For oil to be exploitable, it must be trapped by an impermeable geological barrier. There are two main types of such traps, structural traps (such as folds or faults) and stratigraphic/lithological traps (such as salt domes, overlying impermeable sedimentary layers). The oil-bearing strata itself has to be pervious or porous so that the oil can flow freely through it. Oil usually contains many different hydrocarbons that have differing boiling temperatures. Those that have the lowest boiling temperature become accumulations of natural gas which, being lighter than the oil, forms a gas-cap on top of the oil accumulation. The pressure of this gas cap on the overlying strata and the upward pressure of any underlying water below the oil layer are used to drive the oil towards the surface without the need for pumping.

  • Kerogen: a solid organic material that yields petroleum-type hydrocarbons on heating and distillation.
  • Tar pits: small areas where soft asphaltic tar wells up to the surface and fills a hollow.
  • Oil shale: this is a fine-grained black or dark grey clay-rich sedimentary rock that yields liquid hydrocarbons upon distillation (i.e. heating). Most oil shale deposits are associated with coal. Though oil shales were exploited in the early parts of the twentieth century, they are now uneconomic because of the low price of petroleum and the high cost of processing.

Residual deposits

Residual deposits are formed in tropical regions. During the wet season, intense leaching of the rock occurs. Then, during the dry season, the solution containing the leached ions is drawn towards the surface by capillary action where it evaporates leaving behind salts that are washed away in the next wet season. Eventually, the whole zone down to the base of the water table is leached of relatively mobile ions such as sodium, potassium, calcium and magnesium. With leaching under the right pH conditions, silica is also dissolved and removed from the system. The remaining material is usually just iron and aluminium oxides which are concentrated. Many fossil laterites are known and these provide evidence of former tropical environments. Basic and ultrabasic rocks tend to form laterites while granitic rocks lead to the development of bauxite.

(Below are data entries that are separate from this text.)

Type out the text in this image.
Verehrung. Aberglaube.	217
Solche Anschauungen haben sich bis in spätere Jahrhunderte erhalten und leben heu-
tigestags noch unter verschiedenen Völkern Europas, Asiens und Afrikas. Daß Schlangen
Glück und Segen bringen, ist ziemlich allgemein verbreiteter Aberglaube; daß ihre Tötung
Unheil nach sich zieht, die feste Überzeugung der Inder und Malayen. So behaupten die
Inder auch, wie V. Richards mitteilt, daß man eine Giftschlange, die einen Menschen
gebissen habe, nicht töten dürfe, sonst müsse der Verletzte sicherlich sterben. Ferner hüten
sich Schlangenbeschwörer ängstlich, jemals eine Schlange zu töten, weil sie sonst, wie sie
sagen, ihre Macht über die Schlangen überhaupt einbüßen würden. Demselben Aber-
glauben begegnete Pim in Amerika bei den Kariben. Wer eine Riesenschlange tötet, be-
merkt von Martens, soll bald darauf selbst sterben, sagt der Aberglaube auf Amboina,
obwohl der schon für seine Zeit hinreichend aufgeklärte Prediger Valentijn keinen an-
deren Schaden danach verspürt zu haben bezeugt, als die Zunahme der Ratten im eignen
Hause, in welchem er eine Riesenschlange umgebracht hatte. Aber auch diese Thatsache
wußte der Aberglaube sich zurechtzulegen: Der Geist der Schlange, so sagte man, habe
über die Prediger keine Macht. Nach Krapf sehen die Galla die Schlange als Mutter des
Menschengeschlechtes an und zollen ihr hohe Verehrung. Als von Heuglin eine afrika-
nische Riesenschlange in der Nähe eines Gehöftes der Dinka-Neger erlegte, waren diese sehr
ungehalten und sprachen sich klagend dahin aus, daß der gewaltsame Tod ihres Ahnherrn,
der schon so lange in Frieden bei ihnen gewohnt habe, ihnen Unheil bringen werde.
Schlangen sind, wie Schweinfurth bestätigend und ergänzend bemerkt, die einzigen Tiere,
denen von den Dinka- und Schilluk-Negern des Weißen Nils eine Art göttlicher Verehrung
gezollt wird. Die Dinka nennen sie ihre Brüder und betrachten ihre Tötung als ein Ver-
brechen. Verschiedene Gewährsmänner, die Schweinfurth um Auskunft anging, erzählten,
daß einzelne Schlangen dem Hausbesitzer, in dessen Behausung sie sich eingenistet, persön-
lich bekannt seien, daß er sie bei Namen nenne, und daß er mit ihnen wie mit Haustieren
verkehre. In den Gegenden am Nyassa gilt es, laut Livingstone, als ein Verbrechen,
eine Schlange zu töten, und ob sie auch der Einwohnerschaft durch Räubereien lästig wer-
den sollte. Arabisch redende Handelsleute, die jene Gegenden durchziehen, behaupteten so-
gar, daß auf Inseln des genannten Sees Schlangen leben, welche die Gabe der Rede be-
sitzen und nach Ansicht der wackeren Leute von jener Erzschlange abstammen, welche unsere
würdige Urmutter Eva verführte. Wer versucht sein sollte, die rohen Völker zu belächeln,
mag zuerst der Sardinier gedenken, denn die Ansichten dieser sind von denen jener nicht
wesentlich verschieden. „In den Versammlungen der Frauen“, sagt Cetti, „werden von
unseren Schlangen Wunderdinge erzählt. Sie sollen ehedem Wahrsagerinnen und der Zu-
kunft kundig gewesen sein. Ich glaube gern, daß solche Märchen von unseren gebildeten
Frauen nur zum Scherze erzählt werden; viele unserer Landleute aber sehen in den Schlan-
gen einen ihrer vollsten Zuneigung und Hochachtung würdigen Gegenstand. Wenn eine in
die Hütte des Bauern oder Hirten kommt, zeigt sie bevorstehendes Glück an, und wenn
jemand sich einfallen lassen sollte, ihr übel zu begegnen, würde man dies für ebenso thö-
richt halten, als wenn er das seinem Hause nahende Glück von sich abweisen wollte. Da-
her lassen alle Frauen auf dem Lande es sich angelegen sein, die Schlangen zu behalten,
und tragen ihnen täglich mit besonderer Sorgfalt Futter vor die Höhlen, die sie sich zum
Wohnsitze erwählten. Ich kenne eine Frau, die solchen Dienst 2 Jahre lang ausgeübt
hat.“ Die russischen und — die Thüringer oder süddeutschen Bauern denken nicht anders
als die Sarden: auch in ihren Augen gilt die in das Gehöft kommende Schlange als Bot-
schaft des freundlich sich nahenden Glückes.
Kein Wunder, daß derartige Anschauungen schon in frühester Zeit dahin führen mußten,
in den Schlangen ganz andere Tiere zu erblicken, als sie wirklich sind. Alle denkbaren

In some tropical regions, where the laterite is developed on ultrabasic rocks, it forms important deposits of nickel, usually at the base of the laterite zone. In New Caledonia, these deposits are extensively mined and the main nickel-bearing phases are amorphous nickel silicates. Other areas which contain extensive laterite nickel mineralisation are the Norseman-Wiluna greenstone belt of Western Australia and Central Africa. Some of these laterites also contain elevated levels of the platinum-group elements which are an important by-product of the mining. The problem with these deposits is that the nickel is often very difficult to extract from the laterite.